Lesson: to identify the layer(s) in your system that must be made transparent, first identify the audience(s) who require transparency. If necessary, create new layers in your system to accommodate these audiences without inconveniencing others.

Layers in social systems

It's looking more and more like effective transparency is something that will require actual work and research and planning, not just good intentions and fluffy words. You'll need to clearly identify what you're looking to accomplish, and who you hope to benefit. But you're not afraid of getting your hands dirty, so this is no problem! But you're not out of the woods yet - the next pitfall to watch for is specific to social systems: see, they tend to involve people...

Remember those black boxes in my computer? The inscrutable ECU? Those exist in every system, and in social systems they tend to be made of meat. You can learn an awful lot about how humans respond to various inputs, how they tend to behave in various situations, how to interpret their seemingly-inscrutable output... But generally-speaking, you do not get to open them up and look inside, not even when they're acting really super weird. The people in your system will defy attempts at transparency, and you just need to accept that.

So, what to do? Well, we can learn from the ECU and build an abstraction! We just gotta make sure to nail down the goals and audience properly. Most social systems in need of transparency aim to do precisely this:

  • Jury trials create an abstraction whereby the inputs, procedures and outputs are known, and thus a verdict deviating too severely from the expected parameters can be identified without knowing the actual thought processes of the jurors (which itself is a black box composed of human black boxes, to reduce the opportunity for tampering). Even the process by which the jurors are selected can be exposed, further reducing the chances of unpredictable behavior.
  • Your town council is composed of representatives elected by the larger population of citizens, reducing the volume and thus variability of behaviors.
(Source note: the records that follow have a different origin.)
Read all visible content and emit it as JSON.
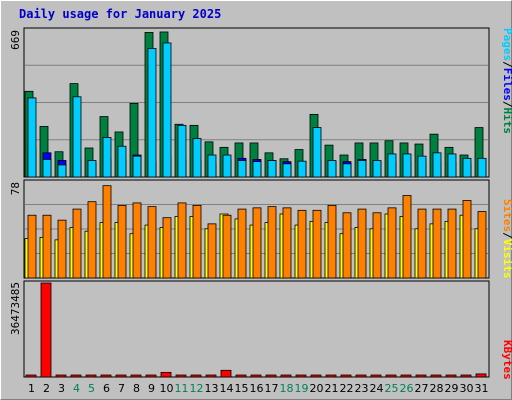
{
  "title": "Daily usage for January 2025",
  "colors": {
    "background": "#c0c0c0",
    "title": "#0000cc",
    "pages": "#00ccff",
    "files": "#0000ff",
    "hits": "#008040",
    "sites": "#ff8000",
    "visits": "#ffff00",
    "kbytes": "#ff0000",
    "weekend_label": "#00805c",
    "weekday_label": "#000000"
  },
  "labels": {
    "pages": "Pages",
    "files": "Files",
    "hits": "Hits",
    "sites": "Sites",
    "visits": "Visits",
    "kbytes": "KBytes",
    "sep": "/"
  },
  "chart_data": [
    {
      "type": "bar",
      "panel": "hits",
      "y_max_label": "669",
      "ylim": [
        0,
        669
      ],
      "categories": [
        "1",
        "2",
        "3",
        "4",
        "5",
        "6",
        "7",
        "8",
        "9",
        "10",
        "11",
        "12",
        "13",
        "14",
        "15",
        "16",
        "17",
        "18",
        "19",
        "20",
        "21",
        "22",
        "23",
        "24",
        "25",
        "26",
        "27",
        "28",
        "29",
        "30",
        "31"
      ],
      "weekend_days": [
        "4",
        "5",
        "11",
        "12",
        "18",
        "19",
        "25",
        "26"
      ],
      "grid": true,
      "series": [
        {
          "name": "Hits",
          "values": [
            390,
            230,
            115,
            425,
            132,
            275,
            205,
            335,
            658,
            660,
            240,
            235,
            160,
            135,
            155,
            155,
            110,
            83,
            125,
            285,
            145,
            100,
            155,
            155,
            165,
            155,
            150,
            195,
            135,
            100,
            225
          ]
        },
        {
          "name": "Files",
          "values": [
            130,
            110,
            75,
            80,
            65,
            80,
            80,
            100,
            70,
            90,
            80,
            75,
            60,
            75,
            85,
            80,
            75,
            70,
            70,
            75,
            70,
            70,
            80,
            70,
            70,
            70,
            70,
            70,
            65,
            60,
            80
          ]
        },
        {
          "name": "Pages",
          "values": [
            360,
            80,
            55,
            365,
            75,
            180,
            140,
            95,
            585,
            610,
            235,
            175,
            100,
            100,
            75,
            70,
            75,
            60,
            72,
            225,
            75,
            60,
            75,
            75,
            105,
            105,
            95,
            110,
            105,
            85,
            85
          ]
        }
      ]
    },
    {
      "type": "bar",
      "panel": "visits",
      "y_max_label": "78",
      "ylim": [
        0,
        78
      ],
      "categories": [
        "1",
        "2",
        "3",
        "4",
        "5",
        "6",
        "7",
        "8",
        "9",
        "10",
        "11",
        "12",
        "13",
        "14",
        "15",
        "16",
        "17",
        "18",
        "19",
        "20",
        "21",
        "22",
        "23",
        "24",
        "25",
        "26",
        "27",
        "28",
        "29",
        "30",
        "31"
      ],
      "grid": true,
      "series": [
        {
          "name": "Sites",
          "values": [
            51,
            51,
            47,
            56,
            62,
            75,
            59,
            61,
            58,
            49,
            61,
            59,
            44,
            51,
            56,
            57,
            58,
            57,
            55,
            55,
            59,
            53,
            56,
            53,
            57,
            67,
            56,
            56,
            56,
            63,
            54
          ]
        },
        {
          "name": "Visits",
          "values": [
            32,
            33,
            31,
            41,
            38,
            45,
            45,
            36,
            43,
            41,
            50,
            50,
            40,
            52,
            48,
            43,
            45,
            52,
            43,
            46,
            45,
            36,
            41,
            40,
            52,
            50,
            40,
            44,
            46,
            51,
            40
          ]
        }
      ]
    },
    {
      "type": "bar",
      "panel": "kbytes",
      "y_max_label": "36473485",
      "ylim": [
        0,
        36473485
      ],
      "categories": [
        "1",
        "2",
        "3",
        "4",
        "5",
        "6",
        "7",
        "8",
        "9",
        "10",
        "11",
        "12",
        "13",
        "14",
        "15",
        "16",
        "17",
        "18",
        "19",
        "20",
        "21",
        "22",
        "23",
        "24",
        "25",
        "26",
        "27",
        "28",
        "29",
        "30",
        "31"
      ],
      "grid": false,
      "series": [
        {
          "name": "KBytes",
          "values": [
            150000,
            36473485,
            100000,
            100000,
            100000,
            100000,
            100000,
            100000,
            100000,
            1800000,
            100000,
            100000,
            100000,
            2600000,
            100000,
            100000,
            100000,
            100000,
            100000,
            100000,
            100000,
            100000,
            100000,
            100000,
            100000,
            100000,
            100000,
            100000,
            100000,
            100000,
            1200000
          ]
        }
      ]
    }
  ]
}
Inputs, procedures, and outputs are carefully recorded for each meeting, allowing constituents to verify that the black boxes they elected are behaving within the expected parameters. Processes are even provided for removing black boxes determined to be defective!
  • Publicly-traded companies are subject to a dizzying array of operating and reporting requirements, to help ensure that investors can understand the decisions being made and, if need-be, replace the people, er, "black boxes" who are running their investments into the ground.
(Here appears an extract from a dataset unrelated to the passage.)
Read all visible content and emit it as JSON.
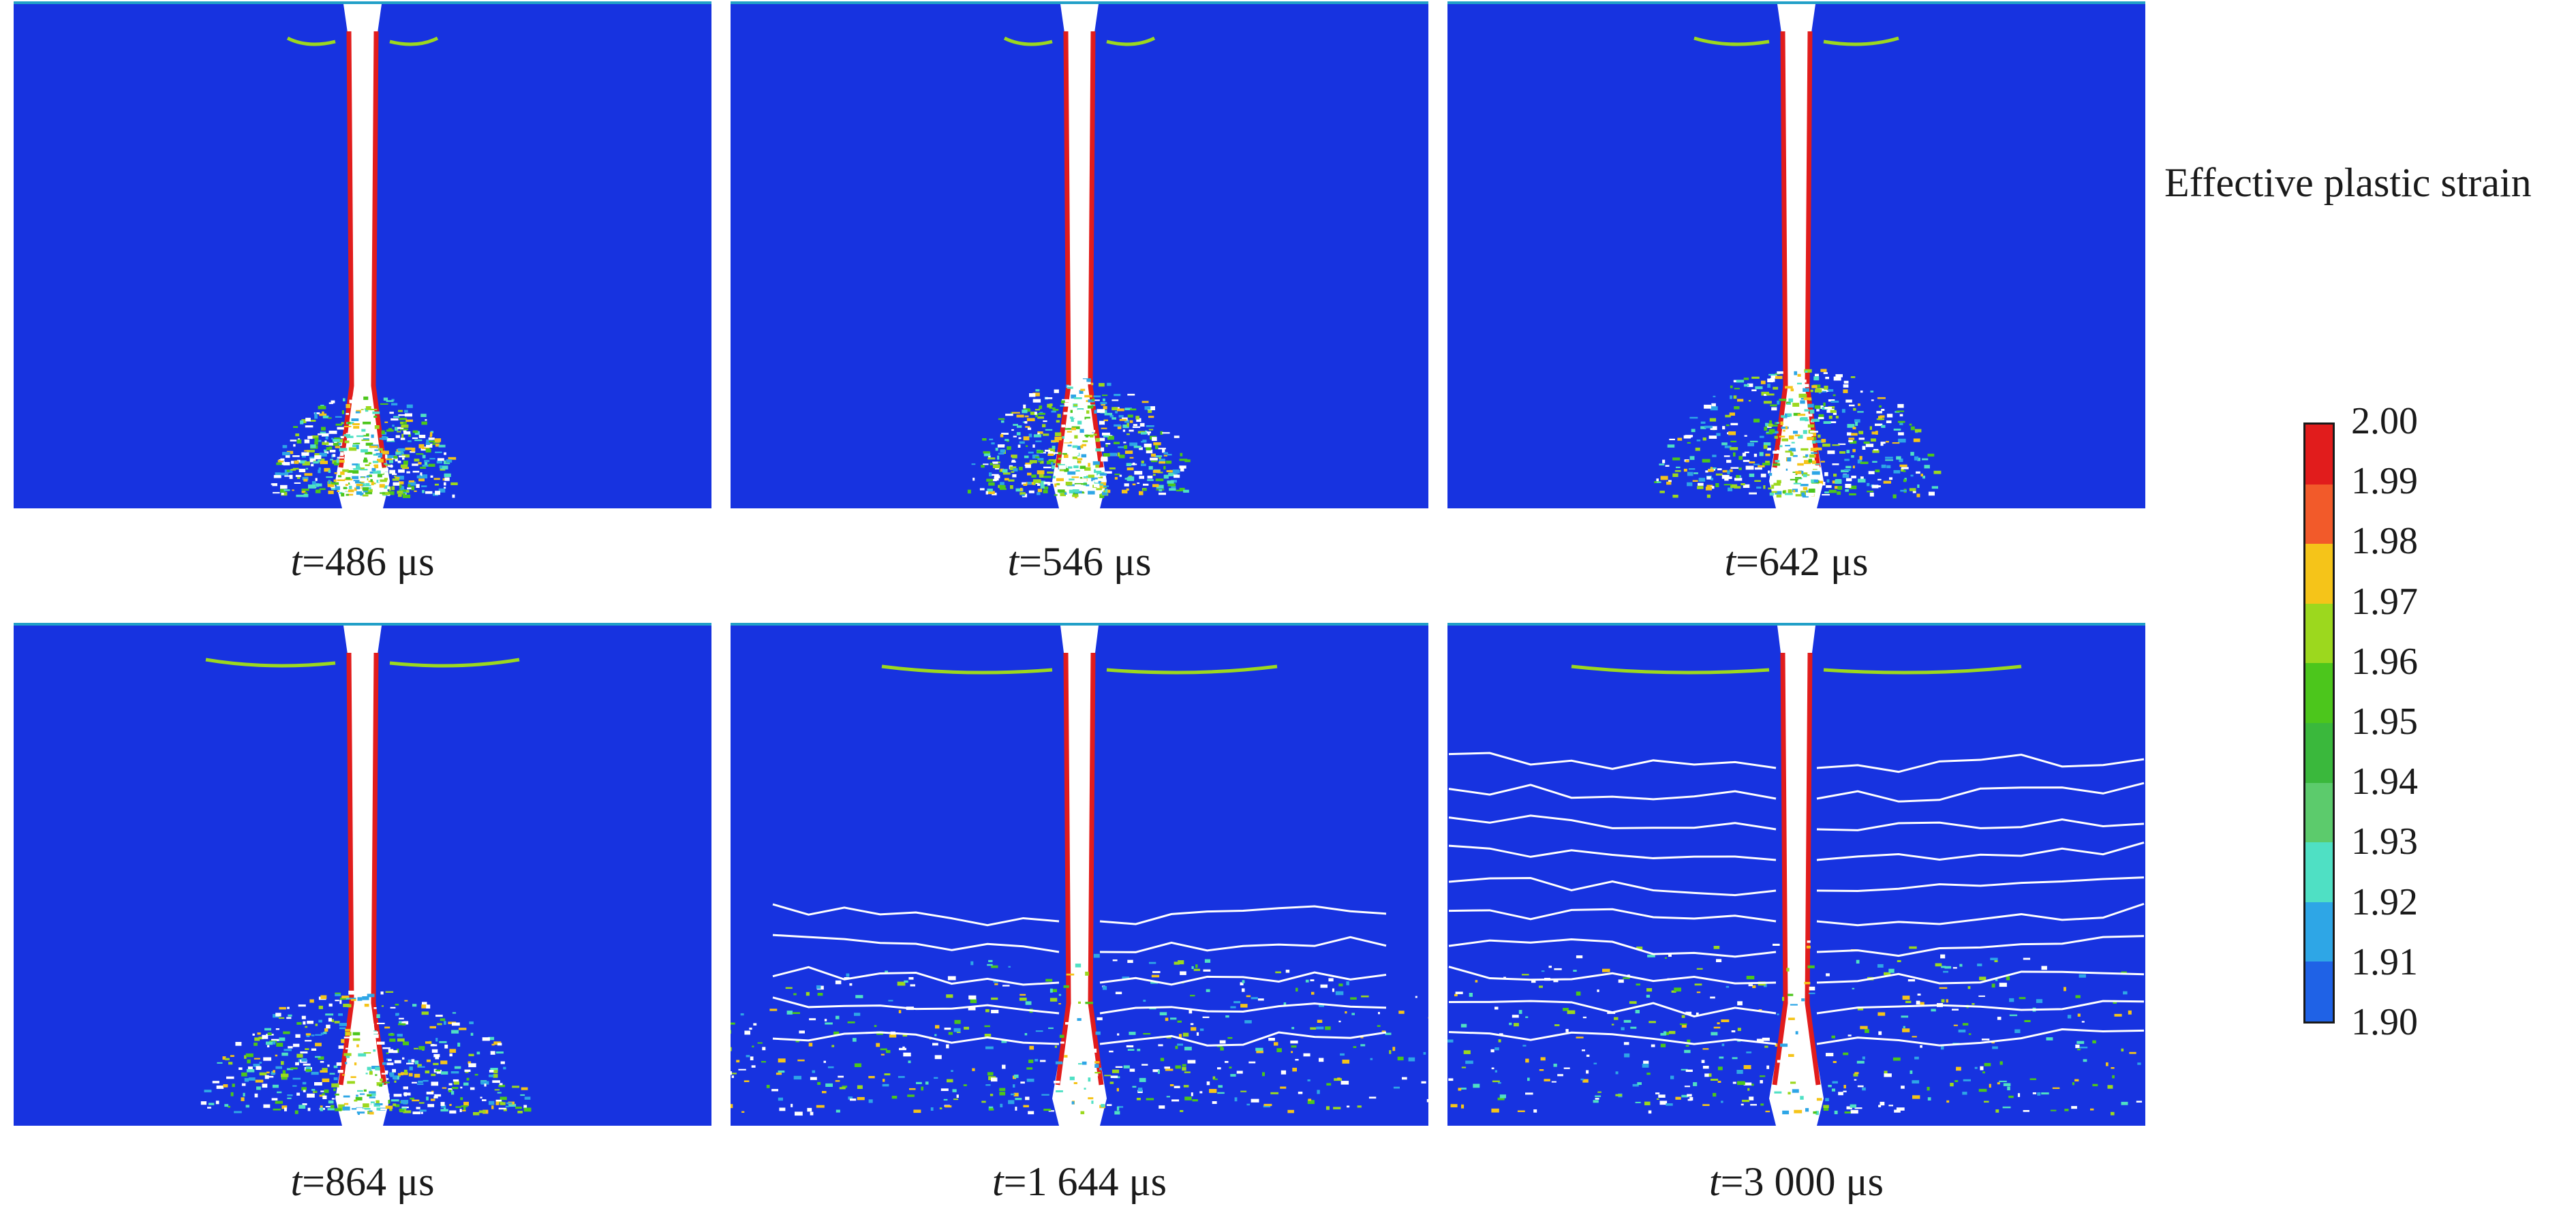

You can design your own system under these principles as well. But, be careful: because both you, your intended audience, and parts of the system itself are people... Often overlapping groups of people... You can rather easily mistake one for another. A system can very easily be transparent to the people in it, while being entirely opaque to those outside. And a system which is transparent to you, the designer, is not necessarily transparent to anyone else. So if you happen to be designing a system where you feel you're in the target audience and a key participant... It becomes very easy to believe you've achieved a useful layer of transparency when you've done nothing of the sort.

Lesson: separate yourself from both the people in your system, and the people using your system. Then separate your intended audience from the roles within the system itself. Then, and only then, proceed with your design.